Our neighbouring farmer:
I had opened a bank account for the gas connection. But I haven’t put any money in it so far.

The milkman has already told us that he would pay us only in the old currency. He pays us every fortnight. His company has told him that they would pay him only in old notes. Such a big firm – why can’t they pay in new currency?

My brother’s son is travelling. He called me to tell that the salt price to going to shoot up to Rs.300 per kg. He asked me to stock up a sack of salt. I ignored it – what is the big deal if there is no salt?

The woman who grazes her cattle on our farm:
My brothers have borrowed all the money from me. They’ll return when I need it. What indulgence do I have have?

Yesterday, the VAO’s assistant called me and gave the Deepavali saree. Usually it is given before Deepavali. But this year it has come only now.

I don’t know whether I’ve a bank account. The newspaper boy took Aadhar card and photo. He withdraws money every month and gives it to me. He takes 50 rupees. He does this for all of us. Earlier the postman used to do it.
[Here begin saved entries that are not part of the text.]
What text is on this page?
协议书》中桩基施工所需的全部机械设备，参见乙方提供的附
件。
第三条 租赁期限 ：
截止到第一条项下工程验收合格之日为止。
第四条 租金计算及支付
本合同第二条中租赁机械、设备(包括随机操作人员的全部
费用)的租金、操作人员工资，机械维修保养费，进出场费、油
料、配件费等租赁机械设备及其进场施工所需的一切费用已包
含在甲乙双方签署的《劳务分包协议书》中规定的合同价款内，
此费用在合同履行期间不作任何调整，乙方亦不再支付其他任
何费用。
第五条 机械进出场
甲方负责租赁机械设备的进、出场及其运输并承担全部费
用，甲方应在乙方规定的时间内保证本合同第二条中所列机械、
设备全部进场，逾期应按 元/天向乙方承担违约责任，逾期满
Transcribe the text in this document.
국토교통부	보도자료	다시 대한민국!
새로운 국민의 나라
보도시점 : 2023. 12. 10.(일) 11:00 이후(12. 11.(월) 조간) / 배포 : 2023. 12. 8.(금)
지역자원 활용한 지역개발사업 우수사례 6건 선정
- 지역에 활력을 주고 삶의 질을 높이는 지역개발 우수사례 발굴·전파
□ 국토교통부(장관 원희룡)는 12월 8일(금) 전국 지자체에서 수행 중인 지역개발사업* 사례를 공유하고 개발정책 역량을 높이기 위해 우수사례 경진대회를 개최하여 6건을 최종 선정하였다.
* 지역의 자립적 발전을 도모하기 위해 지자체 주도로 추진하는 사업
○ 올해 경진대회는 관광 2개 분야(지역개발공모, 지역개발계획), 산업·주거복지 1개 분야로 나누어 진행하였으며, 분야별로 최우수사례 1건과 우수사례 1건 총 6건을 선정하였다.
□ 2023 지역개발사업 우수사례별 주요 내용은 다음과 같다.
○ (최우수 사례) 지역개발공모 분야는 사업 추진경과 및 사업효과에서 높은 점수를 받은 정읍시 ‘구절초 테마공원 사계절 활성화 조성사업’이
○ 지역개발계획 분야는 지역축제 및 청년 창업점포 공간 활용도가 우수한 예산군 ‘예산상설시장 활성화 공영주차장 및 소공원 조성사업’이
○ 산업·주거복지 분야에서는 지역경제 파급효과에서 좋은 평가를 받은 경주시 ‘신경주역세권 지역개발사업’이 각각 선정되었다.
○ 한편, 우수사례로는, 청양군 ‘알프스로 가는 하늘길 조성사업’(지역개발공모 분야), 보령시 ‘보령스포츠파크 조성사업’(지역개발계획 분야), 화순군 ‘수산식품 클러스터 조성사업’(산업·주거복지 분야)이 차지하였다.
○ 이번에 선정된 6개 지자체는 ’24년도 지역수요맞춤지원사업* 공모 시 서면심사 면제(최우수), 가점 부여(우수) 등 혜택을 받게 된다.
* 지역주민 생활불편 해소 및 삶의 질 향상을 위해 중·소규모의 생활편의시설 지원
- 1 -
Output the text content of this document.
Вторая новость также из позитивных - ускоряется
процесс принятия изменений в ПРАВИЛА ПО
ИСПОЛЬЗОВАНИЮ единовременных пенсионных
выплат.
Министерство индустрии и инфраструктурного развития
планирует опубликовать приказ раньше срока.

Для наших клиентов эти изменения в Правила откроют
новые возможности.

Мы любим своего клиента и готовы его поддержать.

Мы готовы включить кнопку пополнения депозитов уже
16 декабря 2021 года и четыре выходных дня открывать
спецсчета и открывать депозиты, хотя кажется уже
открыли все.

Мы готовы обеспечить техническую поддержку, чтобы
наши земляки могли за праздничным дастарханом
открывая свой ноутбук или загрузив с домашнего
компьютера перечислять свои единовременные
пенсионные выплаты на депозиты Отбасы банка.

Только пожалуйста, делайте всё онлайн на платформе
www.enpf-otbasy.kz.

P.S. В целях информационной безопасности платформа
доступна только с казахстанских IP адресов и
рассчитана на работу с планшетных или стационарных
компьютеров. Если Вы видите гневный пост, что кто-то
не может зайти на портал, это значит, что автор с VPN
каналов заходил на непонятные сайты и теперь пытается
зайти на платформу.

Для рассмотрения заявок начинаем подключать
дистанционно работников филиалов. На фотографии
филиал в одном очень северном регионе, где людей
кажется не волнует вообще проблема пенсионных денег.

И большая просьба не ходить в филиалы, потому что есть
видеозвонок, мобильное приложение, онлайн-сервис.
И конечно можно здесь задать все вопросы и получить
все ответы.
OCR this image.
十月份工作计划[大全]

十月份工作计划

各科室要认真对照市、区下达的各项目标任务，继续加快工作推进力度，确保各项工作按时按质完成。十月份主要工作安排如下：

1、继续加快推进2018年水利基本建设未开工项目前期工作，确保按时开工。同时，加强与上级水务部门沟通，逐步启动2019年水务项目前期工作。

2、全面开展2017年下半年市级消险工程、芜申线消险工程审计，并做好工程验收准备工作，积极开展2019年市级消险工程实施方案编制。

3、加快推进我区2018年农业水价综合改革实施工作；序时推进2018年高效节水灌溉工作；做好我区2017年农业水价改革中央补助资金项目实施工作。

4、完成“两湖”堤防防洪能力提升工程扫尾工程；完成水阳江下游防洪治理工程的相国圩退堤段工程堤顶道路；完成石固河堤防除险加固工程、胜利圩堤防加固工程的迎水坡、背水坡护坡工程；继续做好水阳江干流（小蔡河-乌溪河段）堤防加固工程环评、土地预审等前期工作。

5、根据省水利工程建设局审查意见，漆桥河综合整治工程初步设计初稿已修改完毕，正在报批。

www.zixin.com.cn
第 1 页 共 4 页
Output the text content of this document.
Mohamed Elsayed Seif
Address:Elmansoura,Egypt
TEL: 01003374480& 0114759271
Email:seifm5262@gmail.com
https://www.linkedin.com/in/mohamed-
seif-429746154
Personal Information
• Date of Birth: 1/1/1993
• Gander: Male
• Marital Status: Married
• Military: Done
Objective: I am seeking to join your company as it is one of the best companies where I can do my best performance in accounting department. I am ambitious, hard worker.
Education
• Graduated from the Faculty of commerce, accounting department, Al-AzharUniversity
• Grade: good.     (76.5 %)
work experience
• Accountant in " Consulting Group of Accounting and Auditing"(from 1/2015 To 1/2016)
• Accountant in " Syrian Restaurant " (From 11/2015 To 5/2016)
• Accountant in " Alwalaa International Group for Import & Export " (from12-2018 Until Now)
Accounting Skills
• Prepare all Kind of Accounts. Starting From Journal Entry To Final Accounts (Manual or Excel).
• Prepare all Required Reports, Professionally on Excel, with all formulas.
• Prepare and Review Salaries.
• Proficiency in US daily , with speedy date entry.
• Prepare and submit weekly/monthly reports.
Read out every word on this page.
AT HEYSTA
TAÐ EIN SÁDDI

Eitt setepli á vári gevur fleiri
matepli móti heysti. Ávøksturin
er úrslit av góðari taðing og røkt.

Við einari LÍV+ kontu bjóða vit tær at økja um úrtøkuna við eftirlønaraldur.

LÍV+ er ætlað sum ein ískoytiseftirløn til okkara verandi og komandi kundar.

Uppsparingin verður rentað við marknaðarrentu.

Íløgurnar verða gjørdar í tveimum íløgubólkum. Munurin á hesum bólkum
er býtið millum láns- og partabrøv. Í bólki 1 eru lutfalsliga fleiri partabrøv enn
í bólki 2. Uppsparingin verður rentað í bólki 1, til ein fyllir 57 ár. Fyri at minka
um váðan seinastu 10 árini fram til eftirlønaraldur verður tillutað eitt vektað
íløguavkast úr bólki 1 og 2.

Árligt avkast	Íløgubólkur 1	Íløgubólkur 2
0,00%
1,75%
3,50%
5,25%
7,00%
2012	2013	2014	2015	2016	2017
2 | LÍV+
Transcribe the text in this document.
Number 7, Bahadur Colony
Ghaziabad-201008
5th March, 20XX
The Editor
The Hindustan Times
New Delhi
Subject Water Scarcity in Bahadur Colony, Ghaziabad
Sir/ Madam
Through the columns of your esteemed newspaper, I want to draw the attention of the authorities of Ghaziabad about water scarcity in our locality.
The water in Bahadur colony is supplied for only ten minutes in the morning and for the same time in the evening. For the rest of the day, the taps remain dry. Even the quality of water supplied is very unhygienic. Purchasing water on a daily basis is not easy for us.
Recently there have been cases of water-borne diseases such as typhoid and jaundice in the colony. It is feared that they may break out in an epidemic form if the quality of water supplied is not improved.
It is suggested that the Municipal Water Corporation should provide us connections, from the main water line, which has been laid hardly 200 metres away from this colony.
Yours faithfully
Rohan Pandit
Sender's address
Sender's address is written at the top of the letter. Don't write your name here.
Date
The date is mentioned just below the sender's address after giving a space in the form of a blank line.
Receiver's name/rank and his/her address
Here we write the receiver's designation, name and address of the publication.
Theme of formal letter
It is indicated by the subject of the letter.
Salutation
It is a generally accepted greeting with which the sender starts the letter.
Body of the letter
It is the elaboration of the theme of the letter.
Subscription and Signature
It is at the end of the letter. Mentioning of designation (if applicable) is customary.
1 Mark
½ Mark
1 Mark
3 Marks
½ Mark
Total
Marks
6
This boy is also some government employee. (She has been abandoned by her husband, and gets a pension of Rs.1000 through a Government scheme).

As you warned, the tomato prices are very low. At Giri annan’s farm, they have left the tomatoes unplucked.

An old couple, who own a 10-acre farm:
There has been no rain. If this situation persists, we are going to struggle even for drinking water.

It is alright – Modi has started off a good task. Are these people not flush with black money? Let it all come out.

There was no money floating on Ambarampalayam river…we were there yesterday. Just some cloth bags. People are also spreading rumours that someone burned bundles of cash near Kurichi pond.

There was a long queue at Vadakkipalayam. So I went to the Pollachi Indian Bank and deposited Rs.7000. I’ve 7 accounts. I went with the idea of visiting the branch that was least crowded.

For how much did you purchase tomatoes at Coimbatore (Rs.8 per kg). Yesterday we sent 14 boxes (15 kg per box). After the vehicle rent, toll at check post, commission etc, we got Rs.120. We didn’t even get the plucking wages. I am plucking them myself…paying wages for this doesn’t make sense.

This new 2000 rupee note is like this thin saree. It will tear as easily. Yesterday, at the TASMAC shot, somebody gave a fake 2000 rupee note and had two quarters.

The rich have no worries. The poor also somehow manage. The middle class seems to be stuck and suffer.

(My Facebook post dated 13-Nov-2016)

Last night, as we travelled from Tiruvannamalai to Coimbatore via Salem, the usually crowded buses on that route had many vacant seats. Demonetization seemed to have led to decongestion on long distance buses, at least for that day. My Home-Finance Minister had the premonition to ensure that she was carrying a few 100 rupee notes. A group of pilgrims from Pollachi, who were on their way back from Tirupati via Tiruvannamalai, somehow scrambled to pool together all their 100 rupee and 10 rupee notes to buy their tickets. When the bus stopped at a roadside restaurant for dinner, they did some inquiries and decided that fasting won’t do them much harm. Two black money hoarders who were carrying a couple of 500 rupee notes insisted that their money be accepted by the conductor, and refused to get down in the middle of nowhere at night. The conductor took the bus to the police station. The police promptly got them alighted.

At Salem, I suggested to the Pollachi pilgrims to take a train. Worried about how to reach the railway station, they tried their luck with an apple-vendor. For buying a few apples, the vendor accepted their 1000 rupee note and gave them change. That should have helped them reach Pollachi.